TouchTunes Music Corp., an interactive entertainment network that serves more than 30,000 restaurants, retailers, and other businesses in North America, is concerned about its ability to provide robust security in the current economic climate. "Securing all IT assets across the enterprise is a daunting task — too big, given the constrained budgets in this bad economy," says former CFO Philip Livingston (he left the company in January). The company has cut spending across all functions, including IT security. "The economy is bad, and we all have to share the burden," Livingston says.

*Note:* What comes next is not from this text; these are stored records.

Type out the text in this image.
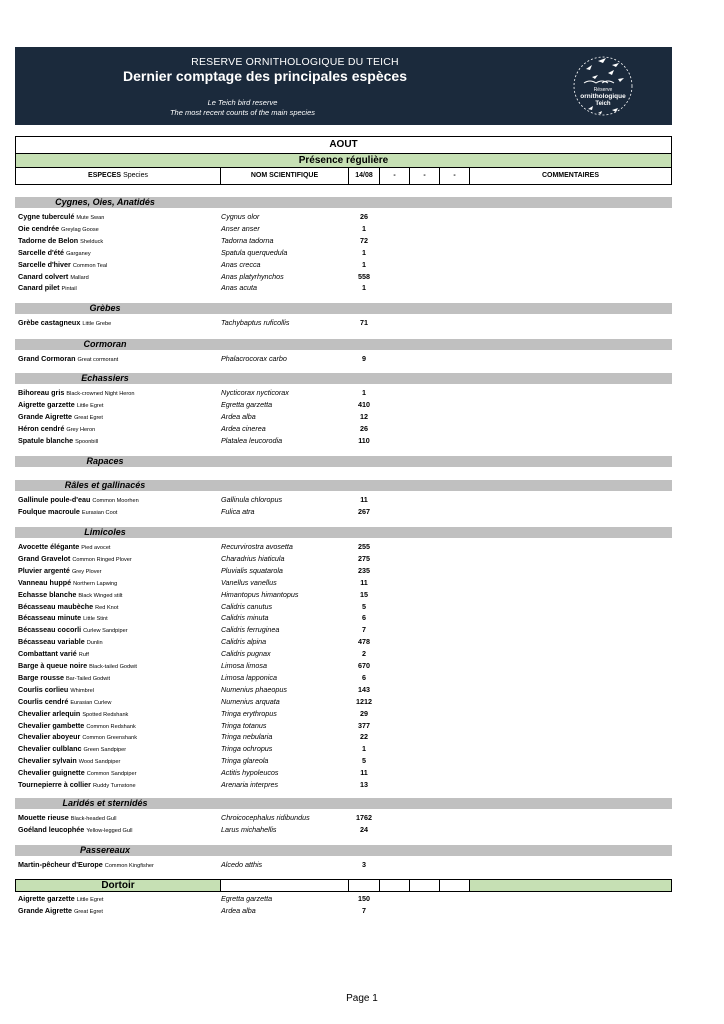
RESERVE ORNITHOLOGIQUE DU TEICH
Dernier comptage des principales espèces
Le Teich bird reserve
The most recent counts of the main species
Réserve
ornithologique
Teich
AOUT
Présence régulière
ESPECES Species	NOM SCIENTIFIQUE	14/08	-	-	-	COMMENTAIRES
Cygnes, Oies, Anatidés
Cygne tuberculé Mute Swan	Cygnus olor	26
Oie cendrée Greylag Goose	Anser anser	1
Tadorne de Belon Shelduck	Tadorna tadorna	72
Sarcelle d'été Garganey	Spatula querquedula	1
Sarcelle d'hiver Common Teal	Anas crecca	1
Canard colvert Mallard	Anas platyrhynchos	558
Canard pilet Pintail	Anas acuta	1
Grèbes
Grèbe castagneux Little Grebe	Tachybaptus ruficollis	71
Cormoran
Grand Cormoran Great cormorant	Phalacrocorax carbo	9
Echassiers
Bihoreau gris Black-crowned Night Heron	Nycticorax nycticorax	1
Aigrette garzette Little Egret	Egretta garzetta	410
Grande Aigrette Great Egret	Ardea alba	12
Héron cendré Grey Heron	Ardea cinerea	26
Spatule blanche Spoonbill	Platalea leucorodia	110
Rapaces
Râles et gallinacés
Gallinule poule-d'eau Common Moorhen	Gallinula chloropus	11
Foulque macroule Eurasian Coot	Fulica atra	267
Limicoles
Avocette élégante Pied avocet	Recurvirostra avosetta	255
Grand Gravelot Common Ringed Plover	Charadrius hiaticula	275
Pluvier argenté Grey Plover	Pluvialis squatarola	235
Vanneau huppé Northern Lapwing	Vanellus vanellus	11
Echasse blanche Black Winged stilt	Himantopus himantopus	15
Bécasseau maubèche Red Knot	Calidris canutus	5
Bécasseau minute Little Stint	Calidris minuta	6
Bécasseau cocorli Curlew Sandpiper	Calidris ferruginea	7
Bécasseau variable Dunlin	Calidris alpina	478
Combattant varié Ruff	Calidris pugnax	2
Barge à queue noire Black-tailed Godwit	Limosa limosa	670
Barge rousse Bar-Tailed Godwit	Limosa lapponica	6
Courlis corlieu Whimbrel	Numenius phaeopus	143
Courlis cendré Eurasian Curlew	Numenius arquata	1212
Chevalier arlequin Spotted Redshank	Tringa erythropus	29
Chevalier gambette Common Redshank	Tringa totanus	377
Chevalier aboyeur Common Greenshank	Tringa nebularia	22
Chevalier culblanc Green Sandpiper	Tringa ochropus	1
Chevalier sylvain Wood Sandpiper	Tringa glareola	5
Chevalier guignette Common Sandpiper	Actitis hypoleucos	11
Tournepierre à collier Ruddy Turnstone	Arenaria interpres	13
Laridés et sternidés
Mouette rieuse Black-headed Gull	Chroicocephalus ridibundus	1762
Goéland leucophée Yellow-legged Gull	Larus michahellis	24
Passereaux
Martin-pêcheur d'Europe Common Kingfisher	Alcedo atthis	3
Dortoir
Aigrette garzette Little Egret	Egretta garzetta	150
Grande Aigrette Great Egret	Ardea alba	7
Page 1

Nevertheless, the company is deploying security tools that monitor systems and application usage and data access on a continuing basis, and provide detailed reports showing who accesses what information and what they do with it. "Further automation around systems that tighten loss control and improve systems efficiency is a priority," he says.
Despite the tighter budgets, data privacy and protection will be a major priority for TouchTunes in 2009. "No organization wants to be in the headlines for [a] data breach; it's a company's worst nightmare," Livingston says. "Data breaches continue to be a major concern in 2009, especially with the push toward virtualization and our networks being exposed to a wider variety of malware and hacking mechanisms than ever before."
A Role for GRC?
Although the arsenal of IT-security products is vast, some firms are finding value in tapping a category of software not usually associated with protecting data. Governance, risk, and compliance (GRC) software was first developed to help organizations track a host of regulatory requirements, such as the internal-controls provisions mandated by Sarbanes-Oxley. It has since expanded to many other areas (see "A Defining Moment," January), and now some firms see a role for it in IT.
GRC packages "seem to represent a natural progression for security professionals in order to benefit from a more integrated approach to risk management and compliance, versus a piecemeal approach that many have been taking until recently," says Livingston, who used GRC software at previous companies. "IT GRC technologies [offer] a unified platform to automate user access, process-level, and general computing controls."
Ken Schultz, CFO at CashNet-USA, a provider of online financial services, says that because his company offers financial services over the Internet, IT security "remains at the forefront of our thought process, so we can proactively protect our platform and customers." He declined to provide specifics about how CashNetUSA is securing its information assets, but says that "fortunately, our business continues to grow despite the current economic conditions, and as such our security budget has again increased in 2009."
That doesn't mean the company isn't looking for more-economical ways to provide security. One area of interest is open-source software, a category that few might associate with security but which is in fact providing a fertile ground for new products. For example, CashNetUSA recently deployed open-source Web-application firewalls and network-vulnerability scanners.
"We find that by staying in touch with the buzz and awareness in the open-source community, we don't have to be beholden to a certain vendor to acquire and implement the technology needed to be on the cutting edge of data security," Schultz says.
Bob Violino is a freelance writer based in Massapequa Park, New York.